MCC is currently the only community college in the U.S. with an optics and photonics associate’s degree program, and is looking to become a major training center for this burgeoning field. Schumer, Gillibrand said that MCC hopes to ultimately become the “Northeast Regional Center for Optics & Photonics,” and this federal funding will help start make that expansion possible.

L to R: student Mark Smith; Professor Bill Strong; Professor Alexis Vogt, PhD; MCC President Anne Kress; Congresswoman Louise Slaughter

Additionally this NSF grant is the first step in MCC reaching that goal of becoming a center for photonics training and, eventually, middle-class job growth in this growing industry. Schumer explained that there are currently over 120 optics, photonics and imaging companies that employ over 24,000 people across the Finger Lakes, Southern Tier and Central New York regions.  Schumer, Gillibrand said this federal funding would help provide training for over 800 area high school and college students through the proposed OPT IN! program. Schumer said that OPT IN! would put Rochester area students in the best possible position to pursue higher education and compete in the job market. Not only would it allow high school students to earn college credits, Schumer argued that OPT IN! would make it easier for non-traditional students, such as veterans, to transfer from MCC to four-year universities and to complete critical student internships. The grant would also allow MCC to develop new and revised curriculum, and expand online education. Finally, Schumer explained that OPT IN! would broaden industry and community partnerships aimed at recruitment and education about optics and photonics as a career option.

Dr. Alexis Vogt, Endowed Chair & Associate Professor of Optics at Monroe Community College said, “We are very appreciative of the Senators’ support to help us win this grant.  We are now on our way to making Monroe Community College the home of the Northeast Regional Center for Photonics & Optics.  This grant to allow MCC to strengthen our region’s optics and photonics workforce and provide students here with employment opportunities in regional high skill, high demand positions.  Ultimately this funding gives us the foundation to begin creating a regional center that will ensure all of New York and the entire Northeast has the workforce it needs to attract, build and sustain a strong photonics industry.”

The photonics and optics industry is central to the New York State economy and the Rochester area in particular. According to the Rochester Regional Photonics Cluster (RRPC), these companies generate $3 billion in revenue per year, and support 1-in-14 households in Monroe County. In addition to the one-of-a-kind program at MCC, Rochester is home to the University of Rochester’s Institute of Optics, and the Laboratory for Laser Energetics at Rochester Institute of Technology. Statewide, New York universities educate 60 percent of the nation’s optics Ph.Ds.

Schumer, Gillibrand has long championed optics and photonics in the Rochester area. Earlier this year, Schumer, Gillibrand announced that the NSF awarded a $2 million dollar grant to the University of Rochester’s photonics research program. These funds created new opportunities for AIM Photonics Center outreach in the Rochester community.
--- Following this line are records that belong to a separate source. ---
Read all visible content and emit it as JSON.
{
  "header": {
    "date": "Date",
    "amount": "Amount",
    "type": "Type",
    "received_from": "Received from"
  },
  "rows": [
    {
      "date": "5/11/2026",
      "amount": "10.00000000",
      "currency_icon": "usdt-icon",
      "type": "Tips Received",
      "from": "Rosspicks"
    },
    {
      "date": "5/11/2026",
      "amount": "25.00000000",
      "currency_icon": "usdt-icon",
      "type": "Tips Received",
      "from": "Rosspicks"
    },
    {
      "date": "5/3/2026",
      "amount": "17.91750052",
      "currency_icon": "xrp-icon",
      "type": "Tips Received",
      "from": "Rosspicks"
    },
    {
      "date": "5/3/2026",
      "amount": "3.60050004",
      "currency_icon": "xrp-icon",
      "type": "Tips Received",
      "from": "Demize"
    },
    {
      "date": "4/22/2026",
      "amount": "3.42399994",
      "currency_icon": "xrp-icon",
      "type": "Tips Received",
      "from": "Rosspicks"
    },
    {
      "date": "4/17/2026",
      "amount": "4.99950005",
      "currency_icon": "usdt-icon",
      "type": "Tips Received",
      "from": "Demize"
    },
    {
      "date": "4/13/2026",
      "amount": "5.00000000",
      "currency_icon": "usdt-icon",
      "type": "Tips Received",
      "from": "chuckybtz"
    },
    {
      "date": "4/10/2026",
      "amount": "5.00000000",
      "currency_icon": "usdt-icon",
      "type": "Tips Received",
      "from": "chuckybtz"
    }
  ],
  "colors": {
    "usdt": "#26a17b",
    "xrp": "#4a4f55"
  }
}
The University of Rochester was able to create K-12 education materials to teach students about photonics and optics.

 A copy of Senator Schumer’s October 2016 letter to the National Science Foundation Director appears below:

Dear Director Cordova,

I am pleased to write in strong support of Monroe Community College (MCC) grant application to the National Science Foundation’s (NSF) Advanced Technological Education (ATE) program to enable MCC to expand its optics and photonics education and training program so that MCC can train more students to fill available high skill, high demand positions at local and regional employers.  Currently MCC is the only college in the nation that offers an associate degree program in optics, and yet, in the Rochester region there are now more job openings for these positions than there are graduated students ready to fill these openings.  Thus, MCC’s proposal, named the Optics & Photonics Technology INnovation-OPT IN!, will expand MCC’s work by first expanding and enriching its curriculum to train students for today’s cutting-edge photonics fields, and secondly by linking with secondary schools, universities, and employers to create a seamless pipeline for more students to seek a career in photonics.   

Currently more than 120 optics, photonics, and imaging companies employ over 24,000 people across the Finger Lakes, Southern Tier and Central New York regions. With an anticipated 3.3% annual employment growth and a workforce that is approaching retirement, the need for skilled optics technicians is outpacing the number of graduates who are prepared to fill positions.  Beyond the specific workforce needs of these existing companies, demand for skilled photonics worker will grow further with the establishment in 2015 of the Rochester, NY headquartered federal American Institute for Manufacturing Integrated Photonics (AIM Photonics).   

To grow the optics and photonics workforce, the proposed OPT IN! program will impact 850 high school and college students including underrepresented, non-traditional students like our growing veteran student population to help them advance their careers.  MCC would expand dual enrollment opportunities for high school students, 2+2 and transfer linkages to four-year universities, student internships, and faculty professional development.  Furthermore the program would develop new and revised curriculum, including online curriculum, at MCC’s Optical Systems Technology program to meet current industry standards.  And by broadening industry and community partnerships it will foster recruitment, retention, and outreach activities to promote the awareness of optics and photonics as career option.

Again, I am pleased to write in support of this win-win proposal that aims to meet both the needs of a student population seeking the skills needed to gain a career in a high tech industry and for the needs of existing photonics businesses seeking new employees to fill current and future job openings.  I appreciate your consideration of this proposal.

Sincerely,

Charles E. Schumer
United States Senator

A copy of Congresswoman Slaughter’s October 2016 letter to the National Science Foundation Director appears below:

Dear Director Cordova,

I am writing to express my support for Monroe Community College’s (MCC) proposal entitled “Optics and Photonics Technology Innovation – OPT IN” to the National Science Foundation’s (NSF) Advanced Technological Education (ATE) program.

Starting in 1963, MCC became the first educational institution in the country to offer a two – year Associates degree in optics and continues to set a national example in optics education.  Under the leadership of Professor Alexis Voigt, MCC is pursuing two objectives through this proposal: First, MCC will strengthen the existing optics program by updating the curriculum to meet industry needs, including adding an online format to accommodate students balancing employment.  The program will also prepare regional high school teachers to teach an “Introduction to Optics” course which will expose younger students to optics and provide them an opportunity to launch an early career.  Secondly, I’m pleased this proposal is increasing the program’s outreach efforts to populations underrepresented in the optics industry, such as Women and minorities.

Located within the largest optics and photonics manufacturing region in the world, MCC Optics is playing a central role in providing a qualified workforce to strengthen our nation’s competitiveness in high tech manufacturing.  The Rochester region recently secured the federally supported $600 million American Institute for Manufacturing Integrated Photonics (AIM Photonics) that will bring together experts from government, industry, and academia to work together on solving common problems in photonics manufacturing.  This collaboration will result in improved technology for our military and spur job creation through the commercialization of new discoveries.  These important efforts are sustained by workforce development programs, like MCC Optics, that are producing the qualified workforce needed to keep up with industry demands.

Throughout its history, MCC Optics has demonstrated success in providing students the foundation they need for a productive career in optics while also making significant contributions to the region’s economy.  I am proud of the work MCC Optics has done and encourage your full consideration of this proposal.